Ben oui je suis une de ces mamans énervantes, qui laisse ses enfants crapahuter partout sur les toits des cabanes de jeux, monter aux arbres, jouer avec des bâtons, se laver les mains dans les flaques de boue, lancer les pommes de pin, courir pieds nus dans l’herbe et ôter leur veste en plein hiver. J’ai pas dit que je m’en foutais, j’ai dit que je laissais.
Et aussi, je laisse mon enfant emplir de cailloux le bas du toboggan. Ça c’est très très méchant pour les mamans qui ont apprêté leur petite fille toute belle comme une princesse avant de venir se promener le dimanche après le repas chez Mamie Josette, c’est même honteux. Je l’ai vu dans leurs yeux. C’est arrivé souvent qu’on me gronde avec les yeux au parc. Pourtant j’aide mes enfants à enlever les graviers rapidement dès qu’un autre enfant veut passer. Mais madame ce sont des choses qui ne se font pas, c’est interdit, tout comme monter le toboggan à l’envers, tout le monde le sait. C’est interdit. J’entends souvent ça au parc. J’ai parfois envie de prendre discrètement une petite voix de ventriloque et faire parler leur enfant « Mamaaan ? Pourquoiiii c’est interdiiiit ? » Mais l’enfant ne dit rien et part faire autre chose, ou pas, et se fait punir : « -Allez hop on s’en va puisque tu es méchant ». Et mon cœur d’ex-enfant saigne, et je tente d’attraper au vol le regard du marmot tiré par la main pour l’emplir d’une grimace et le faire sourire.
Un petit blondinet haut comme trois pommes arrive en se dandinant. Il ramasse dans ses petits poings serrés deux poignées de minis cailloux gris. Il se dirige vers le toboggan et les jette dessus d’un mouvement vif. Il reste là figé à se délecter du bruit et de l’effet. Son papa arrive en criant affolé : « -Nooon Paolo, c’est interdit ! » (Ennncooooore ?). Le papa l’emmène se nettoyer les mains avec une lingette et lui donne son goûter sur le banc.

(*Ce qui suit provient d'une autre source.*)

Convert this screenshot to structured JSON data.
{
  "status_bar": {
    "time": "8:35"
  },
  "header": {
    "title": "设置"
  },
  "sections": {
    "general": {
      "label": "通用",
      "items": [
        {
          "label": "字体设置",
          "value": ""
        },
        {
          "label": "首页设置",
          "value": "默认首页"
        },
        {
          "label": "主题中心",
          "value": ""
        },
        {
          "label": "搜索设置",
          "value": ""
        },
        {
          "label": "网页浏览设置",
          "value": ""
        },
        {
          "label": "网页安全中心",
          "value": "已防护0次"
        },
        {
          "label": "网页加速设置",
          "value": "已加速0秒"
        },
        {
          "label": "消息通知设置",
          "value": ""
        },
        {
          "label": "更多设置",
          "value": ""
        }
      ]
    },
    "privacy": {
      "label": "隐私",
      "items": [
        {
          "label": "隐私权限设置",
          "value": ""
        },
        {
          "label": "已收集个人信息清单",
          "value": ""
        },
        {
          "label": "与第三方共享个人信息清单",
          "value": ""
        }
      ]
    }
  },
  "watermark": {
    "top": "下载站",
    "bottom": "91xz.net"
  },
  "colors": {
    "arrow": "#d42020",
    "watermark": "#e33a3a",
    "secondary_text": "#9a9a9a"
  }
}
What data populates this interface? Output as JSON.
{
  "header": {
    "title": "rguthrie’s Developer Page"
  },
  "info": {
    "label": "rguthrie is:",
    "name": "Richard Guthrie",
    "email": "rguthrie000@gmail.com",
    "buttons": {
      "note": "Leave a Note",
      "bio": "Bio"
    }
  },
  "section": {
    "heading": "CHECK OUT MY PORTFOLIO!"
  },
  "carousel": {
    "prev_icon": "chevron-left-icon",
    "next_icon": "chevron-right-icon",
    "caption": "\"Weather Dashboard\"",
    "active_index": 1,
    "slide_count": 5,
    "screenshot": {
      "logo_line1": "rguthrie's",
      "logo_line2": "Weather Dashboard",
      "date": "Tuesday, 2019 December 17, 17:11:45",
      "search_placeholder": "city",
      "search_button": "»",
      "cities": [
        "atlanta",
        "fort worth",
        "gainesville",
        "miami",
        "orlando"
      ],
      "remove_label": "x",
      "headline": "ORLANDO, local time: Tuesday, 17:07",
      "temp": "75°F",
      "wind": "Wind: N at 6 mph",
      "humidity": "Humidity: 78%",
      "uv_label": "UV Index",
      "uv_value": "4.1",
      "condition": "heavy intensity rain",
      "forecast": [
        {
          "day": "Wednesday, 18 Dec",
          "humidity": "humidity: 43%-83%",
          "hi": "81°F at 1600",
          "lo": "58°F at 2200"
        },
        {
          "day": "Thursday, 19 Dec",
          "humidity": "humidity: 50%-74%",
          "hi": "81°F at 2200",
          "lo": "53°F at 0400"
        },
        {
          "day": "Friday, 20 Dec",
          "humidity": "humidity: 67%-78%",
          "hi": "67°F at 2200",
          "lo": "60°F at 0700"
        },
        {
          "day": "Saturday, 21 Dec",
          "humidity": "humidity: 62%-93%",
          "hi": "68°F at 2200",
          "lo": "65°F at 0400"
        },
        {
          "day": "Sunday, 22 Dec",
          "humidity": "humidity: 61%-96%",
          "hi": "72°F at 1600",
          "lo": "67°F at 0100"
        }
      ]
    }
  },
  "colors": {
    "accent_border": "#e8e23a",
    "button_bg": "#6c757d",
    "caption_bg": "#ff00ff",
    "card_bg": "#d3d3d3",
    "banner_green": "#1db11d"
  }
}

Quelques minutes plus tard, mes enfants se relayent en riant de tout cœur pour glisser à fond la caisse sur le toboggan et arriver dans un lac de cailloux le plus rempli possible. Ça explose ! Ça éclabousse ! Ils se couchent sur le sol et se recouvrent de graviers. Je préviens que la douche sera à prendre en rentrant, on fait semblant de ne pas m’entendre. On aura des cris de protestations le moment venu. Et c’est au tour de celui qui vient de glisser de remplir le bas du toboggan. L’autre est déjà en haut, impatient, tapant des pieds bruyamment sur le métal qui sonne sourdement. Le premier crie d’attendre, qu’il n’a pas encore assez rempli. Il en remet encore des monticules, et les graviers s’éboulent doucement comme une cascade. On dirait que là on ne peut guère plus en rajouter. « -C’eeeest boooon, vas-y ! » …Sploooooatch, l’enfant nage dans le bonheur. Il reste quelques fractions de secondes les yeux fixes, les mains de chaque côté sur les montants en bois, des cailloux plein les pantalons, le sourire immobile. Et il se lève d’un bond en hurlant « c’essst trooooop biiiien ! » pendant que son frère crie « A moi, à moi ! » et grimpe comme une flèche, aussi agilement qu’un chimpanzé.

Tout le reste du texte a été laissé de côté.